Yes, Mr. Chair, I can begin with that, and Mr. Lemieux may have some more details to add to it.
Generally, when one looks at the manual, and Ms. Sabourin was referring to the document that we distributed to you today, and as Mr. Kratchanov indicated in his opening remarks as well, this isn't a science, but there's an awful lot of judgment there. However, it's judgment that is circumscribed by the legislation, the regulations, and then the case law that has evolved since 1983.
Generally, access to information professionals start off in some assisting role, possibly in a larger department, or they may actually be working in a sector within a department coordinating with the access to information coordinator, the lead, on it. They will develop their expertise primarily through experience, through working with other professionals who know the practice better, and then through the training sessions that we offer, the various pieces that are there.
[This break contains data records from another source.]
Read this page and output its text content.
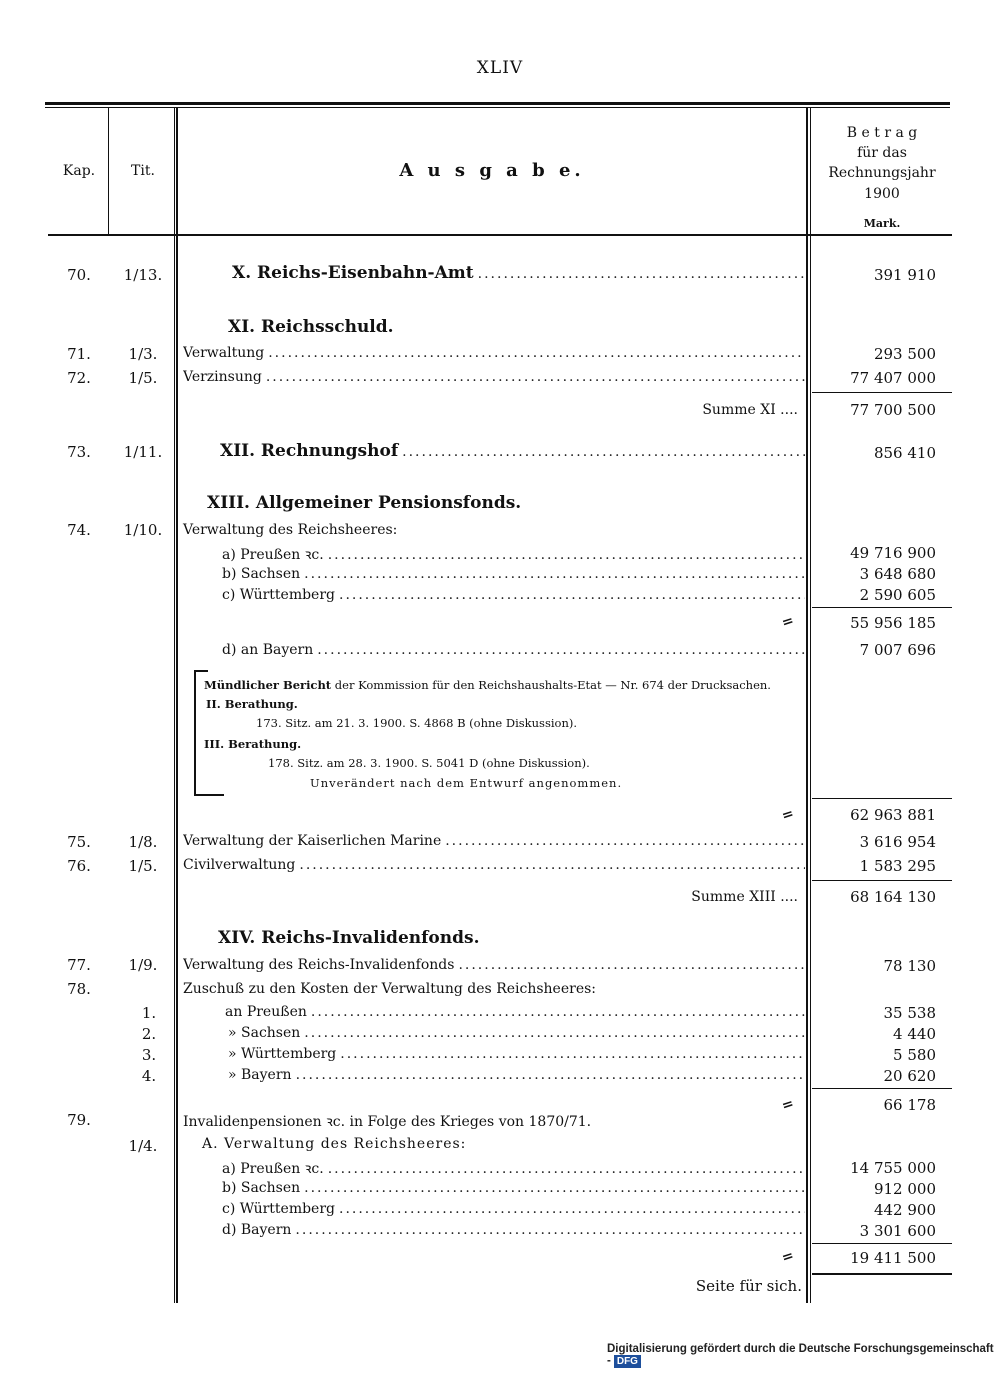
XLIV
Kap.	Tit.	A u s g a b e.
B e t r a g
für das
Rechnungsjahr
1900
Mark.
70.	1/13.	X. Reichs-Eisenbahn-Amt .....	391 910
XI. Reichsschuld.
71.	1/3.	Verwaltung .....	293 500
72.	1/5.	Verzinsung .....	77 407 000
Summe XI ....	77 700 500
73.	1/11.	XII. Rechnungshof .....	856 410
XIII. Allgemeiner Pensionsfonds.
74.	1/10.	Verwaltung des Reichsheeres:
a) Preußen ꝛc. .....	49 716 900
b) Sachsen .....	3 648 680
c) Württemberg .....	2 590 605
=	55 956 185
d) an Bayern .....	7 007 696
Mündlicher Bericht der Kommission für den Reichshaushalts-Etat — Nr. 674 der Drucksachen.
II. Berathung.
173. Sitz. am 21. 3. 1900. S. 4868 B (ohne Diskussion).
III. Berathung.
178. Sitz. am 28. 3. 1900. S. 5041 D (ohne Diskussion).
Unverändert nach dem Entwurf angenommen.
=	62 963 881
75.	1/8.	Verwaltung der Kaiserlichen Marine .....	3 616 954
76.	1/5.	Civilverwaltung .....	1 583 295
Summe XIII ....	68 164 130
XIV. Reichs-Invalidenfonds.
77.	1/9.	Verwaltung des Reichs-Invalidenfonds .....	78 130
78.	Zuschuß zu den Kosten der Verwaltung des Reichsheeres:
1.	an Preußen .....	35 538
2.	» Sachsen .....	4 440
3.	» Württemberg .....	5 580
4.	» Bayern .....	20 620
=	66 178
79.	Invalidenpensionen ꝛc. in Folge des Krieges von 1870/71.
1/4.	A. Verwaltung des Reichsheeres:
a) Preußen ꝛc. .....	14 755 000
b) Sachsen .....	912 000
c) Württemberg .....	442 900
d) Bayern .....	3 301 600
=	19 411 500
Seite für sich.
Digitalisierung gefördert durch die Deutsche Forschungsgemeinschaft - DFG
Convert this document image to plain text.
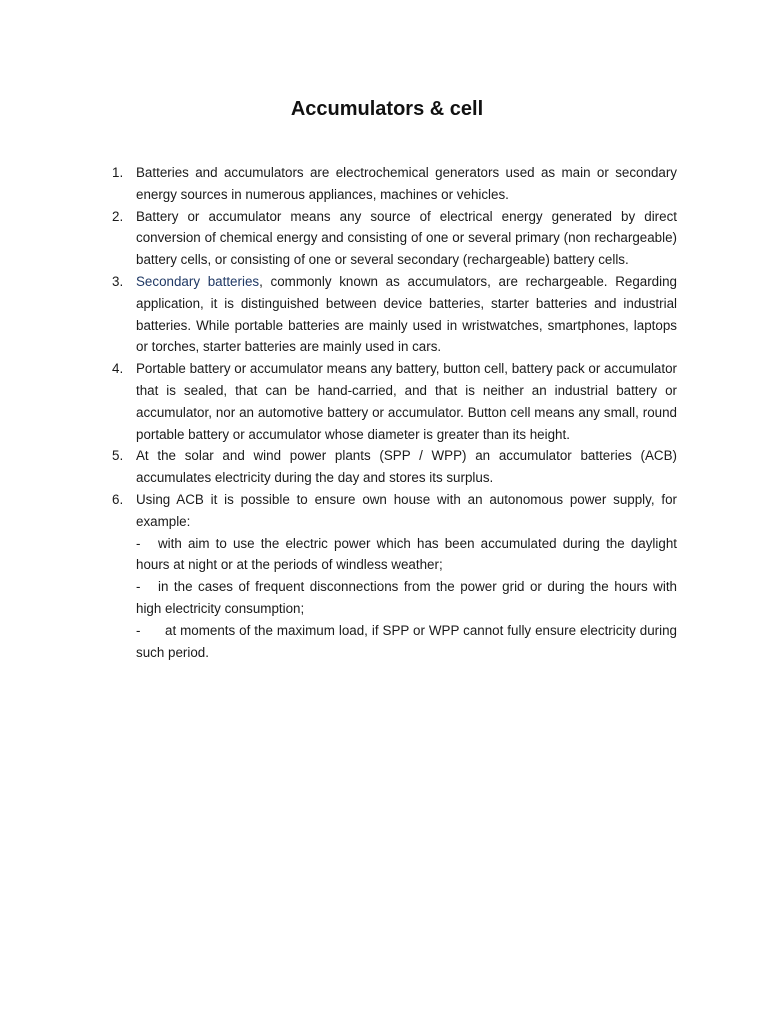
Accumulators & cell
1. Batteries and accumulators are electrochemical generators used as main or secondary energy sources in numerous appliances, machines or vehicles.
2. Battery or accumulator means any source of electrical energy generated by direct conversion of chemical energy and consisting of one or several primary (non rechargeable) battery cells, or consisting of one or several secondary (rechargeable) battery cells.
3. Secondary batteries, commonly known as accumulators, are rechargeable. Regarding application, it is distinguished between device batteries, starter batteries and industrial batteries. While portable batteries are mainly used in wristwatches, smartphones, laptops or torches, starter batteries are mainly used in cars.
4. Portable battery or accumulator means any battery, button cell, battery pack or accumulator that is sealed, that can be hand-carried, and that is neither an industrial battery or accumulator, nor an automotive battery or accumulator. Button cell means any small, round portable battery or accumulator whose diameter is greater than its height.
5. At the solar and wind power plants (SPP / WPP) an accumulator batteries (ACB) accumulates electricity during the day and stores its surplus.
6. Using ACB it is possible to ensure own house with an autonomous power supply, for example:
- with aim to use the electric power which has been accumulated during the daylight hours at night or at the periods of windless weather;
- in the cases of frequent disconnections from the power grid or during the hours with high electricity consumption;
- at moments of the maximum load, if SPP or WPP cannot fully ensure electricity during such period.
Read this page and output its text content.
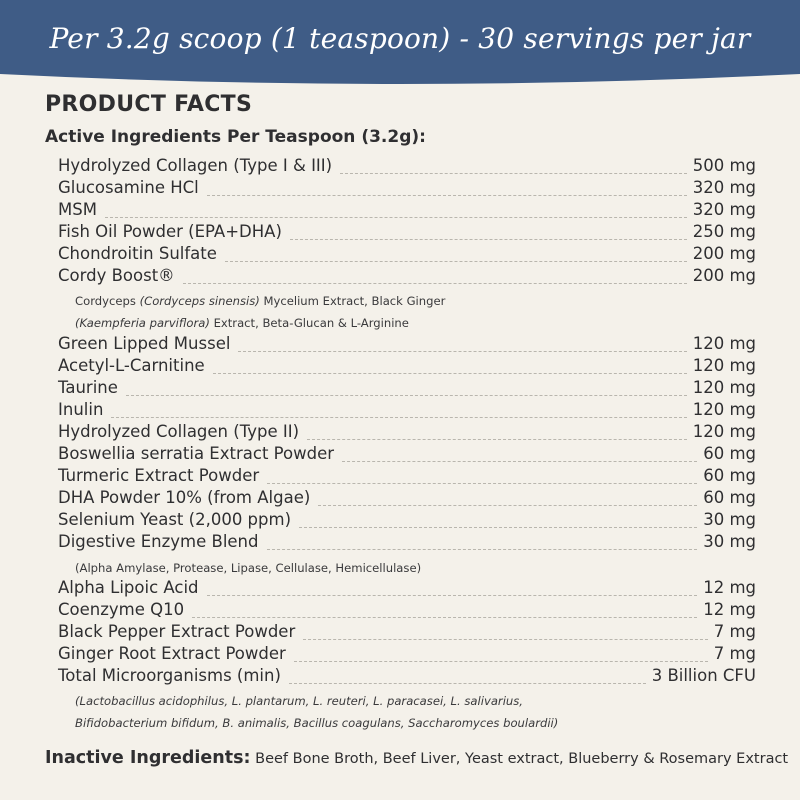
Per 3.2g scoop (1 teaspoon) - 30 servings per jar
PRODUCT FACTS
Active Ingredients Per Teaspoon (3.2g):
Hydrolyzed Collagen (Type I & III)	500 mg
Glucosamine HCl	320 mg
MSM	320 mg
Fish Oil Powder (EPA+DHA)	250 mg
Chondroitin Sulfate	200 mg
Cordy Boost®	200 mg
Cordyceps (Cordyceps sinensis) Mycelium Extract, Black Ginger
(Kaempferia parviflora) Extract, Beta-Glucan & L-Arginine
Green Lipped Mussel	120 mg
Acetyl-L-Carnitine	120 mg
Taurine	120 mg
Inulin	120 mg
Hydrolyzed Collagen (Type II)	120 mg
Boswellia serratia Extract Powder	60 mg
Turmeric Extract Powder	60 mg
DHA Powder 10% (from Algae)	60 mg
Selenium Yeast (2,000 ppm)	30 mg
Digestive Enzyme Blend	30 mg
(Alpha Amylase, Protease, Lipase, Cellulase, Hemicellulase)
Alpha Lipoic Acid	12 mg
Coenzyme Q10	12 mg
Black Pepper Extract Powder	7 mg
Ginger Root Extract Powder	7 mg
Total Microorganisms (min)	3 Billion CFU
(Lactobacillus acidophilus, L. plantarum, L. reuteri, L. paracasei, L. salivarius,
Bifidobacterium bifidum, B. animalis, Bacillus coagulans, Saccharomyces boulardii)
Inactive Ingredients: Beef Bone Broth, Beef Liver, Yeast extract, Blueberry & Rosemary Extract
It is something that really requires us then to grow access to information professionals, because it's based on our legislation. The legislation differs in provinces, so it's not even something that's necessarily easily transferable from another jurisdiction.
This is something where our ATI coordinators and the ATI leads in departments really grow, and it's something we are focusing on pretty strongly right now with this expansion of institutions due to the revisions under the Federal Accountability Act. It is putting greater pressure on it, and that is one of the reasons why we've run 17 training sessions so far this fiscal year, just really to bring more people up to speed and help them move up that learning curve more rapidly, which is primarily, it seems, an experience learning curve. It's a case of “I've applied this exemption before, this exclusion before, this injury test before; I've got experience in it, or I phone people who have more experience in it and work on it that way.”
So it is very much growing a profession that doesn't exist very strongly outside the federal government and its agencies.